Los Angeles Times
What do artists and their fans owe each other?
Istarted taking antidepressants a few months after my first novel came out. I couldn’t sleep at night, I cried at random moments during the day. I had presumed that publishing a book would make me feel more understood. Yet I felt more disconnected from people than ever.
I should have known better. A painter doesn’t have control over how their canvas is interpreted, why would it be different for a writer? Before publishing “Catalina,” I was a special collections library assistant at the Getty Research Institute, retrieving and returning archives from the vaults. An archive is the stuff that gets left behind — the meticulous recording of every note, email, drawing or receipt, saved and stored so that one day someone might glean something from them — that make an artist seem like an ordinary human. The séance of the archive, researchers sometimes call it, as they attempt to describe the feeling of wanting to possess both the artwork and artist; of wanting someone to identify with rather than something.
During the countless hours I spent poring over the archives for work, I found pleasure in humanizing the Guerrilla Girls — the anonymous feminist group, famous for their billboards outside the Met. Reading over their faxes and letters and receipts I learned of infighting, backstabbing and petty jealousies. This is just like me and my girlfriends, I thought, because we published a zine together.
Then there were the times when an artist would conflict with who I imagined them to be. Combing through the surrealist photographer Man Ray’s papers and postcards, I discovered he wanted to paint and despised making a living from photography. I had to reconcile that fridge magnet I owned of “Le Violin de Ingres” (Ingres’ Violin) with the man who only wanted someone to value his painting “The Imaginary Portrait of the Marquis de Sade” as much as he did.

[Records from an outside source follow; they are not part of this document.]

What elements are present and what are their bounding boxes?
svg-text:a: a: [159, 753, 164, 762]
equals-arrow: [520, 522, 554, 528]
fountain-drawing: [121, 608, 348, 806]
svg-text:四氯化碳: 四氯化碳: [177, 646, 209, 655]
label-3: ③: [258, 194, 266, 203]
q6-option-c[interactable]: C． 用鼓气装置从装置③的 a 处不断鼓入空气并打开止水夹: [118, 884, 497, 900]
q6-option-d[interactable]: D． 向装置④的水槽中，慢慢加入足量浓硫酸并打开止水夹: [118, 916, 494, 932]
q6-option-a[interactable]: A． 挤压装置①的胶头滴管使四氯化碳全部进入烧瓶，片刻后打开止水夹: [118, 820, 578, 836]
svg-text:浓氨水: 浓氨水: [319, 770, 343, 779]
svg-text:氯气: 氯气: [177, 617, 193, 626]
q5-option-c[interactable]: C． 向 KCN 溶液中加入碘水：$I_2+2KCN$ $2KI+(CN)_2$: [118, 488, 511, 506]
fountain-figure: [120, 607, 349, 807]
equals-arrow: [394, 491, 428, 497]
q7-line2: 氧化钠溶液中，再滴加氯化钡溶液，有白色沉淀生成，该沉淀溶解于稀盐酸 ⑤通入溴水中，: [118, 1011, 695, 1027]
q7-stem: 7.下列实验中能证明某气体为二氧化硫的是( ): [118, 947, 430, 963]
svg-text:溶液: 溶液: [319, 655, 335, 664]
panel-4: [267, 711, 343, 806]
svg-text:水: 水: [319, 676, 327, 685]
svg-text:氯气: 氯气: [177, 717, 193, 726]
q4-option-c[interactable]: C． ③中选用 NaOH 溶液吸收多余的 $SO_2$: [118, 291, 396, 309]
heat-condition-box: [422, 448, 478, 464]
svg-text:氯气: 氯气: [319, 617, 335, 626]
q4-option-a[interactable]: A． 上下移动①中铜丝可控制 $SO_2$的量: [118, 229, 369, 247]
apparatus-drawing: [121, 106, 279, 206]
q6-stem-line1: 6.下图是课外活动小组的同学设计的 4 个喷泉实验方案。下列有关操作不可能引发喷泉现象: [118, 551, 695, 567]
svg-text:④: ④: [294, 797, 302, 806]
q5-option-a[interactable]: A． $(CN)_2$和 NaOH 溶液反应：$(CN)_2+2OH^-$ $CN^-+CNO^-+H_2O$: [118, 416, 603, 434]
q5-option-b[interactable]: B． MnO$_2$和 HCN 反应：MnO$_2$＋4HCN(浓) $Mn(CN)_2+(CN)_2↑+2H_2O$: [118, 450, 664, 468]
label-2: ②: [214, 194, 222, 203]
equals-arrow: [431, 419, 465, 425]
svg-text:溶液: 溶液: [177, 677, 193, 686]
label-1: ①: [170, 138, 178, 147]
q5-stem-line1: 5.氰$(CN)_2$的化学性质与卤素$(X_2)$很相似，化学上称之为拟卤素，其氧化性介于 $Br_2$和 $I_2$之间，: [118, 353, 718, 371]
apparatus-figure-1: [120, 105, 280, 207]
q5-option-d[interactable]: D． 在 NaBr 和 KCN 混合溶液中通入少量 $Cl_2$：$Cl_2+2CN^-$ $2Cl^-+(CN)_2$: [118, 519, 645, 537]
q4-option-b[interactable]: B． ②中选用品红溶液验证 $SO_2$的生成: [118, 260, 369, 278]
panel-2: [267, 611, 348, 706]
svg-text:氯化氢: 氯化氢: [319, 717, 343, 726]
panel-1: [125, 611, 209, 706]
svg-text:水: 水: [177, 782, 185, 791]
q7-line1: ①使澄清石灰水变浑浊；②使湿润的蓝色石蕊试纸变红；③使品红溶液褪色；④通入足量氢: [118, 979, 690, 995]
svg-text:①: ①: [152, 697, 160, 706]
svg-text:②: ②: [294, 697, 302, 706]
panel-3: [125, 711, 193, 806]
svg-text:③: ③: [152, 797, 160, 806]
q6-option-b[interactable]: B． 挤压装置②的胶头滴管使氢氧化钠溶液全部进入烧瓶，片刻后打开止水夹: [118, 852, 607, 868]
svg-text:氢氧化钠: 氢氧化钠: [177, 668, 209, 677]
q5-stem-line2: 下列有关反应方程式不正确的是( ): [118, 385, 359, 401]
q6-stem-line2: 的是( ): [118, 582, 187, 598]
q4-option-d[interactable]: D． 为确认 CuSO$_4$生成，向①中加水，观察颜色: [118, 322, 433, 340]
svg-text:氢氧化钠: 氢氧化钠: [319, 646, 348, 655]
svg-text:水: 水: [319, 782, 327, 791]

I’m guilty of this with writers too. I’m a huge Eve Babitz fan. She represents old L.A. to me. If I read a line from “Eve’s Hollywood” or “Slow Days Fast Nights” or “Sex and Rage,” I am compelled to go directly to Musso and Frank’s and order two gin martinis with a twist, a New York steak and a split wedge salad. Always followed by a drive along Mulholland, smoking Nat Sherman cigarettes with all the windows rolled down. But then I read “Black Swans” and she seemed out of touch and inordinately privileged. My image of her had been tainted, as if stolen from me, and I felt frustrated, angry. There were no gin martinis or steaks or a drive through the canyon after I finished it.
“Words. To make somebody understand,” is a line from Jean Rhys’ “Quartet” that, to me, gets at the desire for transfiguration through the written word and at just how limited words can be. They are ripe for misunderstanding, which is why the relationship between writer and reader is ambiguous at best. All of which I knew when “Catalina” was published.
But knowing and feeling are two different things. As an artist I want to transfer the ideas hidden deep in my core. But I have no control over how my art is consumed. How I communicate, feel and fall are all outside of my control once my words are in a reader’s hands.
Even though “Catalina” is not an autobiographical novel, I had written it to make somebody understand how I see the world. So, when, in an early review, my protagonist Elsa was labeled promiscuous, I felt as if she were being summed up, cast aside. I had written Elsa to be intentionally challenging; to represent every woman considered attractive who felt the weight — and the judgment — of that consideration. Shouldn’t my words have revealed the absurdity of our expectations for women? Calling her promiscuous felt like it was summarizing a complex woman and dismissing her, judging her. I saw it as a misinterpretation of my intent and, therefore, of me.
It’s been five years since “Catalina” was published, and I sometimes still feel that disconnect, but the fundamental need for connection is the reason I write and it’s the reason I read. As a writer I want to be understood. As a reader I want to find understanding. Is it enough to hold on to what I relate to from Babitz’s writing and leave the rest? Can I appreciate Man Ray’s photography and still be sympathetic to his painterly ambitions? The reader in me embraces the concept. The artist balks.
Every one of us is searching for what it means to be us. And, in that search, artists and their work become something for us to inhabit, to explore who we are, our likes and dislikes, how we want to see the world. Which can sometimes make the artist, who created from a place of need for understanding and intimacy, feel even more alone. But maybe the beauty of art is that it can serve as a bridge, a space where — even briefly — we see one another.